No real preference on the dunder keywords vs nested dictionaries. Curious if anyone else has thoughts here.
from nwchem QA/tests
(a) grid fine
(b) grid lebedev H 350 18 I 350 18
(c) grid ssf euler lebedev 75 11
from nwchem docs
GRID [(xcoarse||coarse||medium||fine||xfine) default medium] \
[(gausleg||lebedev ) default lebedev ] \
[(becke||erf1||erf2||ssf) default erf1] \
[(euler||mura||treutler) default mura] \
[rm <real rm default 2.0>] \
[nodisk]
three schematizing principles
-
The keywords section shall be approximately
Dict[str, Union[bool, str, int, float, List, Tuple, Dict[str, Any]]]. Any module hierarchy shall be represented by double underscore. Any qcprogram direction is by prefixing the program with an underscore (or 2), sogamess_contrl__scftyp='rhf' -
Keywords should be independent and granular such that they're approximately 1:1 with other programs, not 5:1. That is, no single method option should cover convergence, algorithm, and target roots all wrapped together. Also, separate, yet mutually exclusive, options sets are a last resort (e.g., three independent boolean options for rhf/uhf/rohf).
-
A user familiar with native QC program input deck and the schematizing principles should be able to readily write out the qcschema keywords section (say, 95% of the time) without consulting a glossary.
finally, the question
The one-word case (a) is simple: nwchem__dft__grid = 'fine'. The (b) case also representable at nwchem__dft__grid__lebedev = {'H': (350, 18), 'I': (350, 18)}. This already works in the formatter. Case (c) is the troublemaker.
- The repr most consistent with principle 3 would be
nwchem__dft__grid = ['ssf', 'euler', {'lebedev': (75, 11)}]but this violates principles 1 and 2. - The repr most consistent with principle 2 would be the below but this invents "partition" and "radial_quadrature", thereby violating principle 3.
nwchem__dft__grid__partition = 'ssf'
nwchem__dft__grid__radial_quadrature = 'euler'
nwchem__dft__grid__lebedev = (75, 11) # or {'': (75, 11)}
- The compromises I can think of are:
- the tuple (understandable w/o consulting nwc manual?)
nwchem__dft__grid = ('ssf', 'euler') # = 'ssf' would also work if only one needed
nwchem__dft__grid__lebedev = (75, 11)
- the booleans (discouraged in principle 2)
nwchem__dft__grid__ssf = True
nwchem__dft__grid__euler = True
nwchem__dft__grid__lebedev = (75, 11)
- the schism. throwing out principles 1 & 2 and optimizing for the user with principle 3 since
QCSchema.keywordscan hold it. this will break the 1:1 between qcng and qcdb representations.
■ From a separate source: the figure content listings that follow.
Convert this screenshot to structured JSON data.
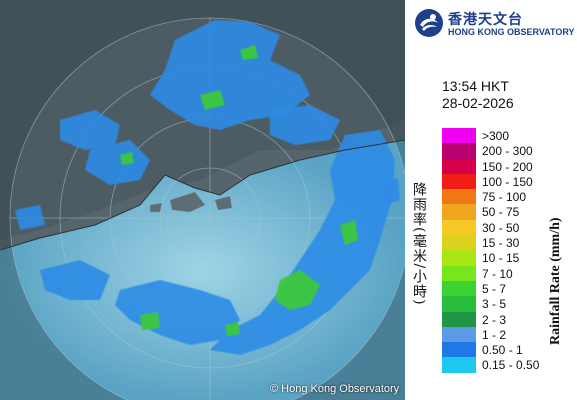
{
  "header": {
    "org_name_zh": "香港天文台",
    "org_name_en": "HONG KONG OBSERVATORY"
  },
  "timestamp": {
    "time": "13:54 HKT",
    "date": "28-02-2026"
  },
  "legend": {
    "title_zh": "降雨率(毫米/小時)",
    "title_en": "Rainfall Rate (mm/h)",
    "items": [
      {
        "label": ">300",
        "color": "#f000f0"
      },
      {
        "label": "200 - 300",
        "color": "#b8006e"
      },
      {
        "label": "150 - 200",
        "color": "#d6004a"
      },
      {
        "label": "100 - 150",
        "color": "#f01e14"
      },
      {
        "label": "75 - 100",
        "color": "#f07814"
      },
      {
        "label": "50 - 75",
        "color": "#f0a51e"
      },
      {
        "label": "30 - 50",
        "color": "#f5c828"
      },
      {
        "label": "15 - 30",
        "color": "#dcd21e"
      },
      {
        "label": "10 - 15",
        "color": "#aae614"
      },
      {
        "label": "7 - 10",
        "color": "#78e61e"
      },
      {
        "label": "5 - 7",
        "color": "#3cd232"
      },
      {
        "label": "3 - 5",
        "color": "#28be3c"
      },
      {
        "label": "2 - 3",
        "color": "#1e9646"
      },
      {
        "label": "1 - 2",
        "color": "#5a9ae6"
      },
      {
        "label": "0.50 - 1",
        "color": "#1e78e6"
      },
      {
        "label": "0.15 - 0.50",
        "color": "#1ec8f0"
      }
    ]
  },
  "map": {
    "copyright": "© Hong Kong Observatory",
    "sea_color": "#78bcd6",
    "land_color": "#5e6d73",
    "rain_light_color": "#2d8ce6",
    "rain_moderate_color": "#3cc83c"
  }
}
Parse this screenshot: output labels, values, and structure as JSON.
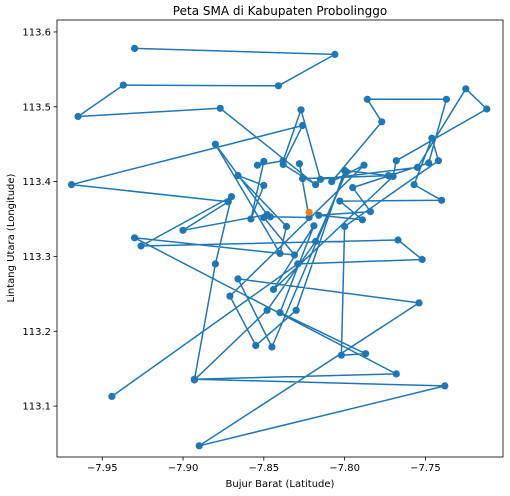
{
  "chart_data": {
    "type": "line",
    "title": "Peta SMA di Kabupaten Probolinggo",
    "xlabel": "Bujur Barat (Latitude)",
    "ylabel": "Lintang Utara (Longitude)",
    "xlim": [
      -7.978,
      -7.702
    ],
    "ylim": [
      113.032,
      113.616
    ],
    "xticks": [
      -7.95,
      -7.9,
      -7.85,
      -7.8,
      -7.75
    ],
    "xtick_labels": [
      "−7.95",
      "−7.90",
      "−7.85",
      "−7.80",
      "−7.75"
    ],
    "yticks": [
      113.1,
      113.2,
      113.3,
      113.4,
      113.5,
      113.6
    ],
    "ytick_labels": [
      "113.1",
      "113.2",
      "113.3",
      "113.4",
      "113.5",
      "113.6"
    ],
    "grid": false,
    "colors": {
      "series": "#1f77b4",
      "highlight": "#ff7f0e"
    },
    "series": [
      {
        "marker": "circle",
        "x": [
          -7.93,
          -7.806,
          -7.841,
          -7.937,
          -7.965,
          -7.877,
          -7.818,
          -7.838,
          -7.826,
          -7.969,
          -7.872,
          -7.9,
          -7.848,
          -7.88,
          -7.84,
          -7.836,
          -7.866,
          -7.85,
          -7.858,
          -7.85,
          -7.854,
          -7.838,
          -7.827,
          -7.815,
          -7.755,
          -7.725,
          -7.712,
          -7.768,
          -7.77,
          -7.844,
          -7.819,
          -7.84,
          -7.787,
          -7.802,
          -7.8,
          -7.742,
          -7.746,
          -7.757,
          -7.74,
          -7.803,
          -7.789,
          -7.816,
          -7.784,
          -7.795,
          -7.748,
          -7.737,
          -7.786,
          -7.777,
          -7.808,
          -7.788,
          -7.871,
          -7.855,
          -7.83,
          -7.8,
          -7.773,
          -7.826,
          -7.828,
          -7.822,
          -7.846,
          -7.85,
          -7.831,
          -7.93,
          -7.768,
          -7.893,
          -7.738,
          -7.89,
          -7.754,
          -7.866,
          -7.845,
          -7.799,
          -7.818,
          -7.848,
          -7.893,
          -7.88,
          -7.87,
          -7.926,
          -7.767,
          -7.752,
          -7.829,
          -7.944
        ],
        "y": [
          113.578,
          113.57,
          113.528,
          113.529,
          113.487,
          113.498,
          113.396,
          113.423,
          113.475,
          113.396,
          113.373,
          113.335,
          113.356,
          113.45,
          113.304,
          113.34,
          113.408,
          113.395,
          113.35,
          113.427,
          113.422,
          113.428,
          113.496,
          113.403,
          113.419,
          113.524,
          113.497,
          113.428,
          113.407,
          113.256,
          113.341,
          113.225,
          113.17,
          113.168,
          113.34,
          113.428,
          113.458,
          113.396,
          113.375,
          113.374,
          113.349,
          113.355,
          113.36,
          113.392,
          113.425,
          113.51,
          113.51,
          113.48,
          113.4,
          113.422,
          113.247,
          113.181,
          113.228,
          113.415,
          113.408,
          113.404,
          113.424,
          113.352,
          113.353,
          113.352,
          113.302,
          113.325,
          113.143,
          113.136,
          113.127,
          113.047,
          113.238,
          113.27,
          113.179,
          113.413,
          113.32,
          113.228,
          113.135,
          113.29,
          113.38,
          113.314,
          113.322,
          113.296,
          113.29,
          113.113
        ]
      },
      {
        "marker": "circle",
        "x": [
          -7.822
        ],
        "y": [
          113.359
        ]
      }
    ]
  }
}
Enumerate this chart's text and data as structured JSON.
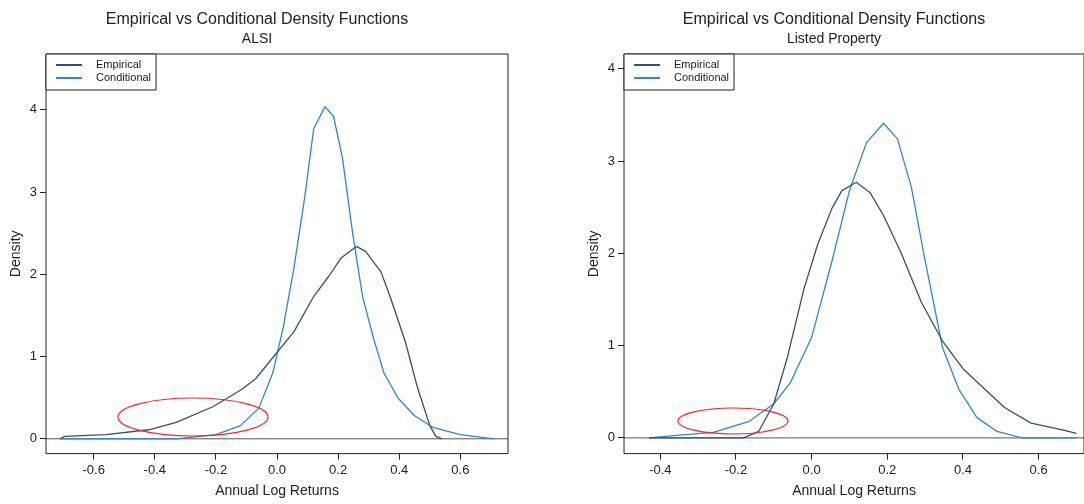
{
  "chart_data": [
    {
      "type": "line",
      "title": "Empirical vs Conditional Density Functions",
      "subtitle": "ALSI",
      "xlabel": "Annual Log Returns",
      "ylabel": "Density",
      "xlim": [
        -0.756,
        0.756
      ],
      "ylim": [
        -0.18,
        4.68
      ],
      "xticks": [
        -0.6,
        -0.4,
        -0.2,
        {
          "value": 0,
          "label": "0.0"
        },
        0.2,
        0.4,
        0.6
      ],
      "yticks": [
        0,
        1,
        2,
        3,
        4
      ],
      "legend": "top left",
      "ref_lines": [
        {
          "axis": "y",
          "value": 0,
          "color": "#555555"
        }
      ],
      "series": [
        {
          "name": "Empirical",
          "color": "#34506e",
          "x": [
            -0.71,
            -0.695,
            -0.56,
            -0.42,
            -0.33,
            -0.21,
            -0.116,
            -0.07,
            0,
            0.055,
            0.12,
            0.17,
            0.21,
            0.26,
            0.29,
            0.34,
            0.37,
            0.42,
            0.46,
            0.5,
            0.52,
            0.54
          ],
          "values": [
            0,
            0.03,
            0.05,
            0.11,
            0.2,
            0.39,
            0.6,
            0.73,
            1.05,
            1.3,
            1.73,
            1.98,
            2.2,
            2.34,
            2.28,
            2.03,
            1.73,
            1.18,
            0.62,
            0.16,
            0.03,
            0
          ]
        },
        {
          "name": "Conditional",
          "color": "#2f86d2",
          "x": [
            -0.71,
            -0.33,
            -0.2,
            -0.12,
            -0.06,
            -0.014,
            0.02,
            0.055,
            0.09,
            0.12,
            0.157,
            0.185,
            0.214,
            0.248,
            0.28,
            0.316,
            0.35,
            0.395,
            0.45,
            0.51,
            0.6,
            0.71
          ],
          "values": [
            0,
            0,
            0.05,
            0.16,
            0.37,
            0.8,
            1.35,
            2.07,
            2.92,
            3.77,
            4.04,
            3.92,
            3.42,
            2.49,
            1.73,
            1.22,
            0.8,
            0.5,
            0.28,
            0.14,
            0.05,
            0
          ]
        }
      ]
    },
    {
      "type": "line",
      "title": "Empirical vs Conditional Density Functions",
      "subtitle": "Listed Property",
      "xlabel": "Annual Log Returns",
      "ylabel": "Density",
      "xlim": [
        -0.496,
        0.72
      ],
      "ylim": [
        -0.17,
        4.16
      ],
      "xticks": [
        -0.4,
        -0.2,
        {
          "value": 0,
          "label": "0.0"
        },
        0.2,
        0.4,
        0.6
      ],
      "yticks": [
        0,
        1,
        2,
        3,
        4
      ],
      "legend": "top left",
      "ref_lines": [
        {
          "axis": "y",
          "value": 0,
          "color": "#555555"
        }
      ],
      "series": [
        {
          "name": "Empirical",
          "color": "#34506e",
          "x": [
            -0.43,
            -0.18,
            -0.14,
            -0.1,
            -0.065,
            -0.02,
            0.017,
            0.054,
            0.08,
            0.118,
            0.154,
            0.19,
            0.237,
            0.29,
            0.346,
            0.4,
            0.46,
            0.51,
            0.58,
            0.66,
            0.7
          ],
          "values": [
            0,
            0,
            0.07,
            0.37,
            0.86,
            1.62,
            2.11,
            2.49,
            2.68,
            2.77,
            2.66,
            2.41,
            2,
            1.47,
            1.05,
            0.75,
            0.52,
            0.33,
            0.16,
            0.09,
            0.05
          ]
        },
        {
          "name": "Conditional",
          "color": "#2f86d2",
          "x": [
            -0.43,
            -0.35,
            -0.26,
            -0.165,
            -0.1,
            -0.056,
            0,
            0.054,
            0.1,
            0.145,
            0.19,
            0.227,
            0.264,
            0.3,
            0.346,
            0.39,
            0.437,
            0.49,
            0.556,
            0.7
          ],
          "values": [
            0,
            0.03,
            0.06,
            0.18,
            0.37,
            0.6,
            1.09,
            1.92,
            2.68,
            3.2,
            3.41,
            3.24,
            2.71,
            1.92,
            0.98,
            0.52,
            0.22,
            0.07,
            0,
            0
          ]
        }
      ]
    }
  ]
}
Personally, I'd like to avoid the schism since I think crafting the qcschema keywords repr with the three principles in mind hits a lot of use cases. But I'm glad to hear other thoughts. Especially with Molpro lurking. :-)
P.S. In all this, ignore the formatting of the repr back to an input file. That tends to be straightforward and general. In this post, only concerned with the user representation of instructions to the qcprog through schema.
@vivacebelles
@mattwelborn @sjrl Good to get comments from you as well I think.
How would this proposal interact with nested commands found in entos? e.g.
dft(
structure( molecule = methanol )
xc = PBE
ao = 'Def2-SVP'
df = 'Def2-SVP-JFIT'
)
versus
optimize(
structure( molecule = methanol )
dft(
xc = PBE
ao = 'Def2-SVP'
df = 'Def2-SVP-JFIT'
)
)
Thinking about the first compromise, it may break principle 3 since there are options that would be nested while others are allowed to be listed together, i.e. nwchem_dft__grid__lebedev vs nwchem_dft__grid as it may not be intuitive how that split happens for native users.
The booleans appeal to me, but that's also probably due to familiarity in some of the options we've been working on in qcdb.
@mattwelborn, I think since qcschema is single-calc focused, there isn't the possibility of that dft(...) section appearing twice, once in an opt and once in a sp. right? In that case, both you mentioned are the below. Is PBE and object or str?
entos__dft__xc = PBE
entos__dft__ao = 'Def2-SVP'
entos__dft__df = 'Def2-SVP-JFIT'
entos EMFT won't work with this strategy:
emft(
structure( molecule = methanol )
active = [1,2]
dft(
xc = PBE
ao = 'Def2-SVP'
)
dft(
xc = LDA
ao = 'STO-3G'
)
)
See also the nightmare that is Molpro: #198
Is the emft two calculations or one?
It's one calculation with two coupled subsystems whose Fock builders are specified by the dft commands.